Hoje, a cidade mergulhou em sombras quando a energia resolveu se ausentar por algumas horas. Foi nesse manto escuro que meus pensamentos vagaram livres, explorando os labirintos da dependência humana. Como somos frágeis, não apenas sem a eletricidade, mas sem tantas outras muletas invisíveis que nos sustentam.
Percebemos quão despreparados e desinformados somos, tateando no escuro em busca de orientação. O porquê da escuridão, sem saber quando a luz retornará. São nesses instantes de incerteza que a humanidade aflora em nós… Famílias se reuniram nos quintais e terraços para contemplar o céu estrelado.

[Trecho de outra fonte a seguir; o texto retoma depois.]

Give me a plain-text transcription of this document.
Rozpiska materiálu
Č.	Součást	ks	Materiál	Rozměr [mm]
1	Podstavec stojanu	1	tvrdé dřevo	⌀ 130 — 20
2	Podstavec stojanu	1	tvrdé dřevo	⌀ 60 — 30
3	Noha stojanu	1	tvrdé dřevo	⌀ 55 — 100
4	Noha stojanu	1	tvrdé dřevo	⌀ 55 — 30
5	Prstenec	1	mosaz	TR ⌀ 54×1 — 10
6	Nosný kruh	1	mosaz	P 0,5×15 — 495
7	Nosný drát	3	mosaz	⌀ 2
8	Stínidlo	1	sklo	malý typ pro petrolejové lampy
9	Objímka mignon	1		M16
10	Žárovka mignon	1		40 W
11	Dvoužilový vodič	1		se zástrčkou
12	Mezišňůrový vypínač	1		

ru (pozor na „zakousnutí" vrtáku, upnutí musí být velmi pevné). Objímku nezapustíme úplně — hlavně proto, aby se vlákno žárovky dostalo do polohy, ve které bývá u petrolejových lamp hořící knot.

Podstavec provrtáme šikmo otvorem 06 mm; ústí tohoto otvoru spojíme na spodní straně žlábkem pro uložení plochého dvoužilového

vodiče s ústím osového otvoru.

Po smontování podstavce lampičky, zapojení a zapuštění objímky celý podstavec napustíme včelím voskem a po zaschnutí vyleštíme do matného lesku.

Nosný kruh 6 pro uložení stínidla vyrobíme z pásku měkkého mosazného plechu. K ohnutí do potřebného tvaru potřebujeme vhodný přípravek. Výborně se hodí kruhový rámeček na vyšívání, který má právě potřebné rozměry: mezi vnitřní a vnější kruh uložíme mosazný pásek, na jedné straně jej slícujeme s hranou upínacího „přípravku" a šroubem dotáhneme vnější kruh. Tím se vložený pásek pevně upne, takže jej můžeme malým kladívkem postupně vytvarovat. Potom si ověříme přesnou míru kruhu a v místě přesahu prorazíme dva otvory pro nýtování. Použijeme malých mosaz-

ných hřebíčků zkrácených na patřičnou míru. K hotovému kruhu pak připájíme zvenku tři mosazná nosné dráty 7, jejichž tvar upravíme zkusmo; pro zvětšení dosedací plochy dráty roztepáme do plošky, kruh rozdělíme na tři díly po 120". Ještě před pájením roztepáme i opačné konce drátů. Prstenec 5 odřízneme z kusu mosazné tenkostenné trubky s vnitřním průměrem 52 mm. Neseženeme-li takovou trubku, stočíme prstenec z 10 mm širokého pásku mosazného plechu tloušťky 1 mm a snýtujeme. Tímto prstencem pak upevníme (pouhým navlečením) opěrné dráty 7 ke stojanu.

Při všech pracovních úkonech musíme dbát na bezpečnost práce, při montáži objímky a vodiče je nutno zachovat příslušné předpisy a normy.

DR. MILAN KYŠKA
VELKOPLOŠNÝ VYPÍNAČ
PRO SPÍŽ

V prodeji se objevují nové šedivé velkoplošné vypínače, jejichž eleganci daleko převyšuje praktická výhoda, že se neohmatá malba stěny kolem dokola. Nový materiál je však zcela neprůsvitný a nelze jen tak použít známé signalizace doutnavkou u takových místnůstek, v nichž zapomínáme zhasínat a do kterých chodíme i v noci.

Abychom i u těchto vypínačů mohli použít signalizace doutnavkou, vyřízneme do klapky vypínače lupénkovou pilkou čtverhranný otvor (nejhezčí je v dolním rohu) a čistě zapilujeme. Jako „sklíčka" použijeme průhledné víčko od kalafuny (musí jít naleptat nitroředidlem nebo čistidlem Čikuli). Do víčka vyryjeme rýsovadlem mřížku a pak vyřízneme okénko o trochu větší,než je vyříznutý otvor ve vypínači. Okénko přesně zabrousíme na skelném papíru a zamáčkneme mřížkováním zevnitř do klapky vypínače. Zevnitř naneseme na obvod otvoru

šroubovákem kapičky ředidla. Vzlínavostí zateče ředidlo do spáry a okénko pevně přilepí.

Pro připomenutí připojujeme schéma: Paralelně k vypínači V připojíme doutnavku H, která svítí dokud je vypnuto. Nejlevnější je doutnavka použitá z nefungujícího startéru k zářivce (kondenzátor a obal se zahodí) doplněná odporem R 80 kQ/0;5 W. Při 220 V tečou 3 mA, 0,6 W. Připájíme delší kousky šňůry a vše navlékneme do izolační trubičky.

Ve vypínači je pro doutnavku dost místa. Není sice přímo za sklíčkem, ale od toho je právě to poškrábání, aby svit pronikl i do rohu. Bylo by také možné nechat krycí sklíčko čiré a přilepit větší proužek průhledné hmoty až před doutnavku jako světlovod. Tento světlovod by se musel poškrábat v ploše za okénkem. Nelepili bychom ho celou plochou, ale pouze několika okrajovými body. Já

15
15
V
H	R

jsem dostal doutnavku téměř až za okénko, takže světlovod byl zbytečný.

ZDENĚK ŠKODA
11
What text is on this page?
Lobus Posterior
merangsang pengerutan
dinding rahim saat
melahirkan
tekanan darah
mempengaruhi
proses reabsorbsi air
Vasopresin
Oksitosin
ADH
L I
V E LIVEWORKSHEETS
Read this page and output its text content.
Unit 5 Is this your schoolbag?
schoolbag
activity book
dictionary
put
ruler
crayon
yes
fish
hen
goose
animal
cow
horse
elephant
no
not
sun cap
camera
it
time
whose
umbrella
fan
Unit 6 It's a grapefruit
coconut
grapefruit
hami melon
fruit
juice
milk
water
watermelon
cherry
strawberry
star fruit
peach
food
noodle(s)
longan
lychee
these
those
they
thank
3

Namorados se beijaram sob a lua e fotos das estrelas foram tiradas, imortalizando esses momentos efêmeros. Histórias do universo foram contadas, tecendo laços entre gerações.
No breu, corremos em busca de velas, pequenos sóis que iluminam nossa escuridão interior. Será que ainda há quem vá à pracinha para conversar e espantar a solidão das paredes de casa? E aquele jantar, interrompido pelo apagão, transformado em um banquete à luz de velas?
A vida é um mosaico de realidades, cada lar uma história, cada indivíduo uma peça única. Isso é humanidade, essa multiculturalidade que nos enriquece. Mas e as empresas, capazes de seguir produzindo no escuro? E os hospitais, com seus geradores pulsando como corações ansiosos, temendo falhas que possam custar vidas?
A escuridão que nos cerca é também a incerteza do amanhã, o medo e a esperança entrelaçados. No breu, cada sombra carrega o peso do desconhecido, e cada vela acesa é um farol de possibilidades. E se a luz nunca voltar? E se amanhã for diferente de tudo que conhecemos? No escuro, vislumbramos caminhos não trilhados, escolhas não feitas, futuros ainda por sonhar. É aí que reside a nossa liberdade poética, na capacidade de imaginar, de transformar incertezas em inspirações, traçando planos que iluminem nossa jornada, mesmo quando o horizonte é um mistério.
Nas sombras de um momento de ira ou tristeza, de raiva ou paixão, de uma fossa, de uma partida, de um luto, de um adeus — nem que seja ao seu antigo eu — é onde a literatura encontra seu refúgio. Um oásis na escuridão, onde a mente cria, onde o coração pulsa entre suas próprias incertezas para gerar esperança. Esperando pelo alvorecer, que traz consigo a promessa da tão aguardada renovação.
03 de julho de 2024
MARATAÍZES/ES
PS. Contexto da Poesia
Durante um longo apagão que afetou Marataízes na noite de quarta-feira, 3 de julho de 2024, acompanhado das cadelas Lili e Frida, observei o céu estrelado. Registrei o momento em fotos e inspirado pelo cenário fiz esta poesia. A experiência me trouxe reflexões sobre a vulnerabilidade humana e a beleza encontrada nos momentos mais simples da vida.